“Understanding the Generalization of ‘Lottery Tickets’ in Neural Networks”, Ari Morcos, Yuandong Tian2019-11-25 (, , ; backlinks; similar)⁠:

The lottery ticket hypothesis, initially proposed by researchers Jonathan Frankle and Michael Carbin at MIT, suggests that by training deep neural networks (DNNs) from “lucky” initializations, often referred to as “winning lottery tickets”, we can train networks which are 10–100× smaller with minimal losses—or even while achieving gains—in performance. This work has exciting implications for potentially finding ways to not only train with fewer resources, but also run faster inference of models on smaller devices, like smartphones and VR headsets. But the lottery ticket hypothesis is not yet fully understood by the AI community. In particular, it has remained unclear whether winning tickets are dependent on specific factors or rather represent an intrinsic feature of DNNs.

New research from Facebook AI finds the first definitive evidence that lottery tickets generalize across related, but distinct datasets and can extend to reinforcement learning (RL) and natural language processing (NLP). We’re sharing details on the results of our experiments using winning tickets, and we’re also introducing a new theoretical framework on the formation of lottery tickets to help researchers advance toward a better understanding of lucky initializations.

…there are many more open questions about the underlying properties and behaviors of neural networks, such as how do these winning tickets form, why do they exist, and how do they work?

To begin to analyze these questions in the context of deep ReLU networks, we used a student-teacher setting, in which a larger student network must learn to mimic exactly what the smaller teacher is doing. Since we can define the teacher network with fixed parameters in this setting, we can quantitatively measure the student network’s learning progress, and, critical to our investigation of lottery tickets, how the student network’s initialization affects the learning process.

In the student-teacher setting, we see that after training, the activity patterns of select student neurons correlate more strongly with those of teacher neurons than with the activity of other student neurons—a concept that is referred to as “student specialization.” This stronger correlation suggests that, during training, the student network not only learns the teacher’s network output but also the internal structure of the teacher by mimicking individual teacher neurons.

In our analysis, we show this occurrence happens locally in a 2-layer ReLU network: if the initial weights of a student neuron happen to be similar to those of some teacher neurons, then specialization will follow.

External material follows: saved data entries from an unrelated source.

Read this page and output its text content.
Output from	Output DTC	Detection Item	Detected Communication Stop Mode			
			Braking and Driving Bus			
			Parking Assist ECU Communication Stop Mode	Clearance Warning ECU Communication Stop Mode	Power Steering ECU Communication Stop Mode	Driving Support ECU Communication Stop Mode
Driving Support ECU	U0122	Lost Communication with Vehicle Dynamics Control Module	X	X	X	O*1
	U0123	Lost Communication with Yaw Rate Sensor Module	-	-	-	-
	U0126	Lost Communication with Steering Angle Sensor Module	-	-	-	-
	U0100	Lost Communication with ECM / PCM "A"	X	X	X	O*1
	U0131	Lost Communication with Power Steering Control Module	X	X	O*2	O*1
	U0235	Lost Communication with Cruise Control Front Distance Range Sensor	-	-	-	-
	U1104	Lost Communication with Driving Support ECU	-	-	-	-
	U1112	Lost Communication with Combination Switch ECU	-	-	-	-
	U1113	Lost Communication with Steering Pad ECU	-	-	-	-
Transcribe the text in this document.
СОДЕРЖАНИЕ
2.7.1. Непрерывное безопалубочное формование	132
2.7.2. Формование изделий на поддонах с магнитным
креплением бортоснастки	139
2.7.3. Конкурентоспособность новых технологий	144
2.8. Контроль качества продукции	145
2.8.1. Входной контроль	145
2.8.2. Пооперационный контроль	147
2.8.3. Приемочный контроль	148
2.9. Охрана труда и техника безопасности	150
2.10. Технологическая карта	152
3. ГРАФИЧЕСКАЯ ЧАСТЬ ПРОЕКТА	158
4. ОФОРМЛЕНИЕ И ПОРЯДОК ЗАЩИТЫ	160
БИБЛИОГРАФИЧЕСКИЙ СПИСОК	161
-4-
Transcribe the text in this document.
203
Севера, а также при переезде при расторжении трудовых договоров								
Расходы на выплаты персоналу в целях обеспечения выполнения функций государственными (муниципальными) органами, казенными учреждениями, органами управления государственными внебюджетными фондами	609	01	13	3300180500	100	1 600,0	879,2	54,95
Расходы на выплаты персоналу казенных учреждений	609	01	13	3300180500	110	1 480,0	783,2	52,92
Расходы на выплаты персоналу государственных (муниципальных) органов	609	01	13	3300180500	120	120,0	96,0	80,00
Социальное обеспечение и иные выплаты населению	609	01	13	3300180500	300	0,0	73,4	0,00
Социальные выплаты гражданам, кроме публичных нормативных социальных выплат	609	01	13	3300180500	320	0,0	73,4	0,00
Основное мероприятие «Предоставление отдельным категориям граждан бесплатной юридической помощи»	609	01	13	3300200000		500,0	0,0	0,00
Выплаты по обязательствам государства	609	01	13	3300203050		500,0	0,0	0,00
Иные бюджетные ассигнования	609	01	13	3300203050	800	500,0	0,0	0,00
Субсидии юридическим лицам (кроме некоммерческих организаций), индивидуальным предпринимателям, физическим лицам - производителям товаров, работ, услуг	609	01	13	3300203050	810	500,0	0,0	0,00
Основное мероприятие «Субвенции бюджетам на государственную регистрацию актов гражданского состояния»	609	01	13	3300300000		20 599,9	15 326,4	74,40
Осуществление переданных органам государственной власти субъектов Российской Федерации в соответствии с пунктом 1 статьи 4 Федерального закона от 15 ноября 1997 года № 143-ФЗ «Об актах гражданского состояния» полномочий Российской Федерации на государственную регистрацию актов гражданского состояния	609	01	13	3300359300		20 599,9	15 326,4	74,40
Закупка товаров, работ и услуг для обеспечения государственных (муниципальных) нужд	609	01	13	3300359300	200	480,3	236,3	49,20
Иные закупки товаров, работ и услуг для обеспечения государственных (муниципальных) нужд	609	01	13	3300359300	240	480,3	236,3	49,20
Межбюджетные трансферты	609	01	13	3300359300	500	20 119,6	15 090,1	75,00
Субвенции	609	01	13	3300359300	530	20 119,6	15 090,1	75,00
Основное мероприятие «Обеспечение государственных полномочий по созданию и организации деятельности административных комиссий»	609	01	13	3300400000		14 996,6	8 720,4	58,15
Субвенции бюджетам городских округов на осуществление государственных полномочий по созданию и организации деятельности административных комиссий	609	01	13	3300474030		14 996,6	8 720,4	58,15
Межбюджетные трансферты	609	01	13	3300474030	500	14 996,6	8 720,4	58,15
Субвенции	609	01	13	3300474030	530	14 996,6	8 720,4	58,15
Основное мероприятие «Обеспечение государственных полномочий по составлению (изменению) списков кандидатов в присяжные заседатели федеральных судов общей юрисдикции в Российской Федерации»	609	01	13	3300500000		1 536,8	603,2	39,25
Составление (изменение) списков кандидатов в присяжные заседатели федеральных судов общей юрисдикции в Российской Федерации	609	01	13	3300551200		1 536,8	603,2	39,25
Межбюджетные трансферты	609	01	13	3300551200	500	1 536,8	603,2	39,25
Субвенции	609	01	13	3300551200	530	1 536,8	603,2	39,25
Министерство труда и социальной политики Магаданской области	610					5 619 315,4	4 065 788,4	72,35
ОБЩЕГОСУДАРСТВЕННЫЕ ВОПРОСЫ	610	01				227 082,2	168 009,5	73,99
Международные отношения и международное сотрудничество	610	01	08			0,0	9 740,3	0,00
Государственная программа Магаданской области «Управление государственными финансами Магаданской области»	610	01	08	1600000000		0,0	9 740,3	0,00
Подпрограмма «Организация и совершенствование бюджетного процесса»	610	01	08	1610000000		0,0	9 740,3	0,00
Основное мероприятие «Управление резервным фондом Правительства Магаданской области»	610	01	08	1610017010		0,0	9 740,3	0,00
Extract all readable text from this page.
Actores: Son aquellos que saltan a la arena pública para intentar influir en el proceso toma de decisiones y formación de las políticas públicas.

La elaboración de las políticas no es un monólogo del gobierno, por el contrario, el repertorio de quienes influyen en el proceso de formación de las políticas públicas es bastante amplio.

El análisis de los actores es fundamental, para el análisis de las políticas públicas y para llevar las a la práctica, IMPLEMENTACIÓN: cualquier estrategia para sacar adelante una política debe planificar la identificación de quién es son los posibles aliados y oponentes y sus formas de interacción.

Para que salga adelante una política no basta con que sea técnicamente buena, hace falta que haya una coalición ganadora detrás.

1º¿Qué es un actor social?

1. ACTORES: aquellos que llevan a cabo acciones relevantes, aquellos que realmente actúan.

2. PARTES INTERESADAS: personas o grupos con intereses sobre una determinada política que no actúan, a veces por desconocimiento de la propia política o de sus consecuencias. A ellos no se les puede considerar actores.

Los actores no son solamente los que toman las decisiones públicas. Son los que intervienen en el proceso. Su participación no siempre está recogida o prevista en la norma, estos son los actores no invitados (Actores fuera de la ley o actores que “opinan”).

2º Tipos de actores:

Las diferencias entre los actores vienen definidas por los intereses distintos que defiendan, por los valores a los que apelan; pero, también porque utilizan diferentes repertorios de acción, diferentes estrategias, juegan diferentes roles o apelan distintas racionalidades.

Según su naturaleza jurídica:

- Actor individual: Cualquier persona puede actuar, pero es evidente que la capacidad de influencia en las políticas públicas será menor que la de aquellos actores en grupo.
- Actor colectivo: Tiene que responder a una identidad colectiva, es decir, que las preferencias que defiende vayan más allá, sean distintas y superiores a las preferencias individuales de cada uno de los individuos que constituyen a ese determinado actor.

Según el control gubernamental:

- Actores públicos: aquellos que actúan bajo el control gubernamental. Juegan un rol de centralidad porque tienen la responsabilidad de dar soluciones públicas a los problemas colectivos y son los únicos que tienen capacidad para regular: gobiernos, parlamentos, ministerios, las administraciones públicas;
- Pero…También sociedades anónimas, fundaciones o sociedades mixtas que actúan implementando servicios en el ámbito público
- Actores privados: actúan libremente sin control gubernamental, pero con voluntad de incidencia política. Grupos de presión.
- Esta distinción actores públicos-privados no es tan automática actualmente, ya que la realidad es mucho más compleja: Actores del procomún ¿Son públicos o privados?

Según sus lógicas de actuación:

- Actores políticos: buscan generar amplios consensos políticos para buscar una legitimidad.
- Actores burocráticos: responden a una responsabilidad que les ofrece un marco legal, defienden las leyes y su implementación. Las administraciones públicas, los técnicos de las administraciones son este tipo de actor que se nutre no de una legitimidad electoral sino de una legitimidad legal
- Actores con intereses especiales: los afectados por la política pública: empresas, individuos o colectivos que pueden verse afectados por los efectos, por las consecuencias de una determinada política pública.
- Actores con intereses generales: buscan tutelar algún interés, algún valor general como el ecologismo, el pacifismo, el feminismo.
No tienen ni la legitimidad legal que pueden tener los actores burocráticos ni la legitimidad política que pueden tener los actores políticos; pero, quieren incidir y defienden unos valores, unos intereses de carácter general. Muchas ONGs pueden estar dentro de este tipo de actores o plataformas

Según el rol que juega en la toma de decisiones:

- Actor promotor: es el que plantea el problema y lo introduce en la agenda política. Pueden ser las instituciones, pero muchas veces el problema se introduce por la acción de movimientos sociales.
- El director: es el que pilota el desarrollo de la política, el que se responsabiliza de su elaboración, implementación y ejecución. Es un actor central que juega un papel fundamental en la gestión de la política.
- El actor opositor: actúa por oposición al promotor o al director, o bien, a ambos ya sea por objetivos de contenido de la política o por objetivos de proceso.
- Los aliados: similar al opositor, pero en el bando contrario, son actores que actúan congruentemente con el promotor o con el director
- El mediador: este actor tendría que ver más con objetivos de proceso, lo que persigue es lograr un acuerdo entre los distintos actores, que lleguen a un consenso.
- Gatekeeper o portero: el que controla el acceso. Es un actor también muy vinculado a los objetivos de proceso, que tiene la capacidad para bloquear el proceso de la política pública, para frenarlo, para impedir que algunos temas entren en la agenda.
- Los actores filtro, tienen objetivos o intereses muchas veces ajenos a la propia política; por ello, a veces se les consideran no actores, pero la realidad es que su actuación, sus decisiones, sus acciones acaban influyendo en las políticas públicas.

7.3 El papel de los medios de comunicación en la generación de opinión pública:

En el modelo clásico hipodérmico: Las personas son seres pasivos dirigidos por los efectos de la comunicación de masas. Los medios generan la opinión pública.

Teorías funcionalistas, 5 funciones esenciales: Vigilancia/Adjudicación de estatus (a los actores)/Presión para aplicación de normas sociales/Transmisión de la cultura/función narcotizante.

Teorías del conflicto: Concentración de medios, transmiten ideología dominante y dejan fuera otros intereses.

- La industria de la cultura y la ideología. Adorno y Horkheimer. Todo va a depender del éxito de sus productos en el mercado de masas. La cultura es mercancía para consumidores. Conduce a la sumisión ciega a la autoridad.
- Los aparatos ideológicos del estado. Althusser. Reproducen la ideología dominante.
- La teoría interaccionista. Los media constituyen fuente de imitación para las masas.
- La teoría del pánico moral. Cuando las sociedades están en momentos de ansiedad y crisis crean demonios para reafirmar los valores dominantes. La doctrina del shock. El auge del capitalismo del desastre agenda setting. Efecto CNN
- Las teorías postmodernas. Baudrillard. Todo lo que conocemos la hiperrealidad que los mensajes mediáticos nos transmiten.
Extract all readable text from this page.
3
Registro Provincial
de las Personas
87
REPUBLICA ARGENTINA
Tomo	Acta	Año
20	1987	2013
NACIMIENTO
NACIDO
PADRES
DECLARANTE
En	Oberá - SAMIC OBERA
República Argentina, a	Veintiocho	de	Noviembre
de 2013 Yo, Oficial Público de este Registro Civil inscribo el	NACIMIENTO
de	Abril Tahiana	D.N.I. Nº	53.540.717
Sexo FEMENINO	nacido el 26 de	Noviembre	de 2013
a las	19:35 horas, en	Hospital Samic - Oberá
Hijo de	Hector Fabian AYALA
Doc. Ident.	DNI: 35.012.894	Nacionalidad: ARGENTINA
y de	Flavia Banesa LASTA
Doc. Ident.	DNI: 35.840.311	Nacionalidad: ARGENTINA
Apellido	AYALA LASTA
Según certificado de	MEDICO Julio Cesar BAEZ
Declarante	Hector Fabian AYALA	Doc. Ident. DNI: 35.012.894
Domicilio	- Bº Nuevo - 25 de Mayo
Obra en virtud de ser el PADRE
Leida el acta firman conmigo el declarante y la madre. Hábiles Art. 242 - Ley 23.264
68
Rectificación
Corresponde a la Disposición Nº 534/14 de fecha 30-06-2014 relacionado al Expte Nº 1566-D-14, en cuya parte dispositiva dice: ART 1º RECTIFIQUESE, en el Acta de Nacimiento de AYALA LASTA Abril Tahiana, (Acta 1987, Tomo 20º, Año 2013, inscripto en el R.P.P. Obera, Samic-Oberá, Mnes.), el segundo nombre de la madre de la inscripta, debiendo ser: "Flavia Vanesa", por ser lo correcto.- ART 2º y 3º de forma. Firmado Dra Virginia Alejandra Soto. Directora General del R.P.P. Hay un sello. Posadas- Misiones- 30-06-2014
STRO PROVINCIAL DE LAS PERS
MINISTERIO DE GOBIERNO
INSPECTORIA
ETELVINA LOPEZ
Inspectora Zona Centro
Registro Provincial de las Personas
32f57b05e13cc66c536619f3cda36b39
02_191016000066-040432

The size of the neural network is important because the larger the student network, the more likely that one of the student neurons will start out close enough to a teacher neuron to learn to mimic its activity during training. What’s more, if a student neuron’s initial activation region has a more substantial overlap with a teacher neuron, then that student neuron specializes faster. This behavior corroborates the lottery ticket hypothesis, which similarly proposes that some lucky subset of initializations exist within neural networks, and “winning tickets” are the lucky student neurons that happen to be in the right location at the beginning of training.

In our follow-up research, we strengthen our results by removing many mathematical assumptions, including independent activations and locality, and still prove that student specialization happens in the lowest layer in deep ReLU networks after training. From our analysis, we find certain mathematical properties in the training dynamics resonate with the lottery ticket phenomenon: those weights with a slight advantage in the initialization may have a greater chance of being the winning tickets after training converges.